Not bored yet

I have survived week one of emeritusment.

That means I have had 10-15 more hours to spend on productive pursuits…like Pinterest. To let you know just how productive that is, I have a board where I pin recipes that I want to try. I also have a board where I pin recipes that I have successfully tried and would like to make again. The first recipe board has 94 pins, the second has 5. Also have 34 pins on a craft and DIY board and 32 on witticisms (quotes I like).

But here is the best thing I have ever gotten off of Pinterest:

hanger

You know those really cheap hangars that come with pants or skirts that you always mean to leave at the register but sometimes bring home? With a few quick snaps, one hanger turns into two (2!) chip clips. Now the hanger in the picture is a slightly higher quality with actual closet usefulness because I turned all my cheap ones into chip clips. I know I made at least 6 chip clips, but I could only find one for the picture. Which is further proof why this is so brilliant. I’ll be sure to post any comparable pinterest discoveries here.

I also finished a great book, The Magician King  by Lev Grossman. This is the sequel to The Magicians which we listened to on our B&B Road Trip. I liked the second one better than the first, which is unusual for me in the world of series and sequels. The series is about a group of kids who attend a magic school for college. Despite what it sounds like, this is much more than Harry Potter for grownups. Actually, Grossman references Harry Potter directly several times in the book, and although parts of his works are also reminiscent of Tolkein, Narnia and other fantasy classics (even a brief nod to my personal favorite The Phantom Tollbooth), Grossman has created a unique blend of fantasy and earth-as-we-know-it. In the first book, the mainest character, Quentin, spends a lot of time being a whiny teenager, caught in between childhood and adulthood. In this sequel, the kids are all out of school having grand adventures. It’s not that Quentin has it all figured out yet, but he is much more mature and likable.
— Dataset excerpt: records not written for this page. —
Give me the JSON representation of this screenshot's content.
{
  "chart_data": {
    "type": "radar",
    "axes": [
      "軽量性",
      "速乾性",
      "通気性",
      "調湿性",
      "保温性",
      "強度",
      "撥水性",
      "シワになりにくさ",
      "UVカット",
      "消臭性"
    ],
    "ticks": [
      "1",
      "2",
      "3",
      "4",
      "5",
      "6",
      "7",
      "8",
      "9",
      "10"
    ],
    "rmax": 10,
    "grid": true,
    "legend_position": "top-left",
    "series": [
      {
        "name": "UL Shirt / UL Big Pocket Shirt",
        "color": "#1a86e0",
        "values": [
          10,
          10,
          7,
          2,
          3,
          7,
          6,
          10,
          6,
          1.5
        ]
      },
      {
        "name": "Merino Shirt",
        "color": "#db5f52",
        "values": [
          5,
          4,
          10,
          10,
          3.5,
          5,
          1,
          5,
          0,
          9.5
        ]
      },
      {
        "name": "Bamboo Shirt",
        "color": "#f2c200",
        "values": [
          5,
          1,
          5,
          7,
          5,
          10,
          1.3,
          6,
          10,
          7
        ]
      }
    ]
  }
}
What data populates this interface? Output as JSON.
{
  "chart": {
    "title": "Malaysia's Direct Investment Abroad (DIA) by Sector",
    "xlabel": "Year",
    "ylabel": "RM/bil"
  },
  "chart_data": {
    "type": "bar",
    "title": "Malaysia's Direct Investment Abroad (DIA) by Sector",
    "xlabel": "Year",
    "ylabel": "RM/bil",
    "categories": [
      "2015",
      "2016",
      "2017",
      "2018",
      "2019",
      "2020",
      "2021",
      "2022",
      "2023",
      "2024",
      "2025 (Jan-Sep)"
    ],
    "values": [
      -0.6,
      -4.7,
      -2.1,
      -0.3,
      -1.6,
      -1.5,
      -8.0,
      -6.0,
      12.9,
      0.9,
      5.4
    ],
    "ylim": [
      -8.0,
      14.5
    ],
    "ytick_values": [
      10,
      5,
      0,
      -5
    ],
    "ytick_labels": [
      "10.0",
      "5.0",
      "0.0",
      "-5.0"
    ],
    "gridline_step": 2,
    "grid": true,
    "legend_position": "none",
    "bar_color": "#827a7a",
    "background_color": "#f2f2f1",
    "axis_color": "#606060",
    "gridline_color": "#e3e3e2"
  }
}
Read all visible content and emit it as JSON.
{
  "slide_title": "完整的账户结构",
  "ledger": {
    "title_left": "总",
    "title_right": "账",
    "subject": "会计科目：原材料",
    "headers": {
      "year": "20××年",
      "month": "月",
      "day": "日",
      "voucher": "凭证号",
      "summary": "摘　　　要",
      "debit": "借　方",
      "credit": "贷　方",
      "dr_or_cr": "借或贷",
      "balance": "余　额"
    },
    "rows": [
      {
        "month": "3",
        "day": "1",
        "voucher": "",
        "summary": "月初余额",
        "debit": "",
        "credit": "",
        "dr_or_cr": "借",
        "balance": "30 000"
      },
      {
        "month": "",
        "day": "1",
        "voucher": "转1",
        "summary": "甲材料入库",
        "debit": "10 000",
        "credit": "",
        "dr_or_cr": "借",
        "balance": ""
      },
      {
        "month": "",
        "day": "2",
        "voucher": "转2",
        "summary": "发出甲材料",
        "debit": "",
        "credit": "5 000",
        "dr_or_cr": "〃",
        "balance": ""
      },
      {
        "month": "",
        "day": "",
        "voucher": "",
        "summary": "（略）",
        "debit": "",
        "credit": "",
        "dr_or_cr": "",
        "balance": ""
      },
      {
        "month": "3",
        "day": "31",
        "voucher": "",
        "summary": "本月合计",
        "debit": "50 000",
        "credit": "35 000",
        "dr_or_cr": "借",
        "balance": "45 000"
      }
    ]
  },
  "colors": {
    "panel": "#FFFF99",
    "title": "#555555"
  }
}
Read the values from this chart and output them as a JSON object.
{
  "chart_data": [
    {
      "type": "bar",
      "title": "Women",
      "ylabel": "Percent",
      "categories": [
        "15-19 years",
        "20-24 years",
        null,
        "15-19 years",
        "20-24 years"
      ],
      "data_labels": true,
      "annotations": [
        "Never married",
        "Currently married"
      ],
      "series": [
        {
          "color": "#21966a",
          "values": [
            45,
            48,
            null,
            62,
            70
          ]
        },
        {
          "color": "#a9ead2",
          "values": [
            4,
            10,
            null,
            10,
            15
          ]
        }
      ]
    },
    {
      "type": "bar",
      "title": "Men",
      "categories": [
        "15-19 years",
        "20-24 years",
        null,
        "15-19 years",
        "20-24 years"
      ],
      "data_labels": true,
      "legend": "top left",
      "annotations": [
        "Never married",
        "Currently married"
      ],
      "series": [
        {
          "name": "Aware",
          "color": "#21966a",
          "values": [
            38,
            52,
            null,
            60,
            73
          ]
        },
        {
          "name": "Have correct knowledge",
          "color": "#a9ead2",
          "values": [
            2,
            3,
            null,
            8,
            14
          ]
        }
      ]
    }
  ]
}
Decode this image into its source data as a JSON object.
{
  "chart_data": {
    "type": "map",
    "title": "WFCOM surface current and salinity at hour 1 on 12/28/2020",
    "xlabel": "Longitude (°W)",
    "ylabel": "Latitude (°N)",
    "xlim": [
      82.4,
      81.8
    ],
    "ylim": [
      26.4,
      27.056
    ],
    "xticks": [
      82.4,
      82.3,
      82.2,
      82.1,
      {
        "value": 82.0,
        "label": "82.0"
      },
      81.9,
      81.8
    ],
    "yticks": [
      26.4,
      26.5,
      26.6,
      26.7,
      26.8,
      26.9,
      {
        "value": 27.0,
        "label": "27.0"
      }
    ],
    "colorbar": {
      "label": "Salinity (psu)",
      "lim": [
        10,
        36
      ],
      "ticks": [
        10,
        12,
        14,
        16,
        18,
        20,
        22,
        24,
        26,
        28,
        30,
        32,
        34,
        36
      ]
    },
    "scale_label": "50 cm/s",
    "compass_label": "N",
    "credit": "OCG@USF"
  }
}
Grossman is the book critic for Time magazine and the man can write. It’s not that every sentence is beautiful or that his writing could be described as lyrical, it’s more like he has a way with words. While listening to The Magicians, husband and I would often look at each other wordlessly saying, “That was a great line.” I think I enjoyed the experience of reading more than that of listening. The books are a great blend of character (but not over done) and plot (but not non-stop action). His fantasy world isn’t as completely realized as Tolkein’s Middle Earth and the ties to our own world and popular culture are much stronger than in Harry Potter. He isn’t trying to be any other writer than himself. Here’s one of the passages I marked:

Eliot had no idea where he was gong, but he’d read enough to know that a state of relative ignorance wasn’t necessarily a handicap on a quest. It was something your dauntless questing knight accepted and embraced. You lit out into the wilderness at random, and if your state of mind, or maybe it was your soul, was correct, then adventure would find you through the natural course of events. It was like free association – there were no wrong answers. It worked as long as you weren’t trying too hard.

And one more short, especially wise-sounding passage:

That was the thing about the world: it wasn’t that things were harder than you thought they were going to be, it was that they were hard in ways that you didn’t expect.

And that’s a thought I can’t improve upon.